Während die elektrochemische Gewinnung zur groben und selektiven Überführung von metallsalzhaltigen Lösungen in kompakte Metallelektroden genutzt wird, basiert die elektrochemische Reinigung auf der Auflösung von verunreinigten Elektroden und der erneuten Abscheidung in gereinigter Form als Elektrode. Beide Technologien werden beispielsweise für die Gewinnung und Reinigung von Kupfer eingesetzt. Neben Kupfer lassen sich aber auch Elemente wie Nickel, Kobalt, Mangan, Zink, Zinn u.a. (typische Metalle der Oberflächentechnik) aus hydrometallurgischen Prozesswässern zurückgewinnen.
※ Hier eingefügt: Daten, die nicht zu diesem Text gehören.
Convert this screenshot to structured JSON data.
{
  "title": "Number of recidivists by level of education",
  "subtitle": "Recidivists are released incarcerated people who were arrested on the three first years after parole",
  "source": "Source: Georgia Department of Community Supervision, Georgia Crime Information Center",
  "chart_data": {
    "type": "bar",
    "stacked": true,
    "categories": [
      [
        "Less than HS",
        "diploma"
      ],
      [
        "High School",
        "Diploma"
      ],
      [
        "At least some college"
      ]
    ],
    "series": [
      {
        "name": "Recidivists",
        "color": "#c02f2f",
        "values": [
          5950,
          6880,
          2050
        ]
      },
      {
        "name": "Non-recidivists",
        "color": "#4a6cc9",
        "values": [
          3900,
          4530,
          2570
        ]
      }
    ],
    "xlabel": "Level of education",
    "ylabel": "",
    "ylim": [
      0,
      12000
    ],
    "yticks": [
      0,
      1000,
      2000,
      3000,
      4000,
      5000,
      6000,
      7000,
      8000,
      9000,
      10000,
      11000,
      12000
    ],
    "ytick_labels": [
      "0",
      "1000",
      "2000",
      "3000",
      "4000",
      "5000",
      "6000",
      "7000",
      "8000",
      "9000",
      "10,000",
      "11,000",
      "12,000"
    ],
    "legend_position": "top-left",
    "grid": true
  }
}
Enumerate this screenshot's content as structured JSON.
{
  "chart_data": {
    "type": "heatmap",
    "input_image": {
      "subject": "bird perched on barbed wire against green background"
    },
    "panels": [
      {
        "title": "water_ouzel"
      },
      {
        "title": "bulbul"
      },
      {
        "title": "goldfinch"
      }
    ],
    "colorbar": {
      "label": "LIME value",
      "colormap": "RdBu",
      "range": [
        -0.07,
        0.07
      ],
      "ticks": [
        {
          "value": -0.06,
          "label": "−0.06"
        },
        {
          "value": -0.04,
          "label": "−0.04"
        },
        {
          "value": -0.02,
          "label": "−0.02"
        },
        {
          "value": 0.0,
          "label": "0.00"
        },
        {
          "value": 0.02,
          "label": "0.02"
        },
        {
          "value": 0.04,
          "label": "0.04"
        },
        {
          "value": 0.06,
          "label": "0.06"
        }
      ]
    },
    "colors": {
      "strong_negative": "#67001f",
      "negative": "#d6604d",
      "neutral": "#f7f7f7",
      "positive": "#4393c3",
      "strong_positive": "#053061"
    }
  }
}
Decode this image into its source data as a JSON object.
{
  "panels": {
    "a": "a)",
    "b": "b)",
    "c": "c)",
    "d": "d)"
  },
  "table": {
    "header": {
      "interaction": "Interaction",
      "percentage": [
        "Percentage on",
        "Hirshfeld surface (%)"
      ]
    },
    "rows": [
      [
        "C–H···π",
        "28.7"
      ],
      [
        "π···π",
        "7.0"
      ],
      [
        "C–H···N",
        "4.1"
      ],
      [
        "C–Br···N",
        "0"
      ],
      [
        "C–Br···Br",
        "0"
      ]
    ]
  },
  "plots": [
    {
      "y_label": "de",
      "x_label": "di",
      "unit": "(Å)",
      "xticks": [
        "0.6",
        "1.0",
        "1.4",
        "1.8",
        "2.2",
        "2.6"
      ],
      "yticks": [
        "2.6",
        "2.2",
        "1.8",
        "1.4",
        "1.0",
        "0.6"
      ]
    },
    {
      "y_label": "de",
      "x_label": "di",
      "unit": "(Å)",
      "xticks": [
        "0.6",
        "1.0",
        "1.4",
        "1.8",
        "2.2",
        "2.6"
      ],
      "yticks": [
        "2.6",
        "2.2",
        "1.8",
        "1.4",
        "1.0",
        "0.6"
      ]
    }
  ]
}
Für eine effiziente Gewinnung können diese Prozesse mit Trenn- und Anreicherungsverfahren – beispielsweise der Elektrodialyse – kombiniert werden. Am Fraunhofer IKTS werden die elektrochemischen Verfahren gezielt in der hydrometallurgischen Prozesskette eingebettet. Die Entwicklung und Optimierung der Verfahren wird durch eine umfassende Elementanalytik unterstützt und zur Bilanzierung der Stoffströme verwendet.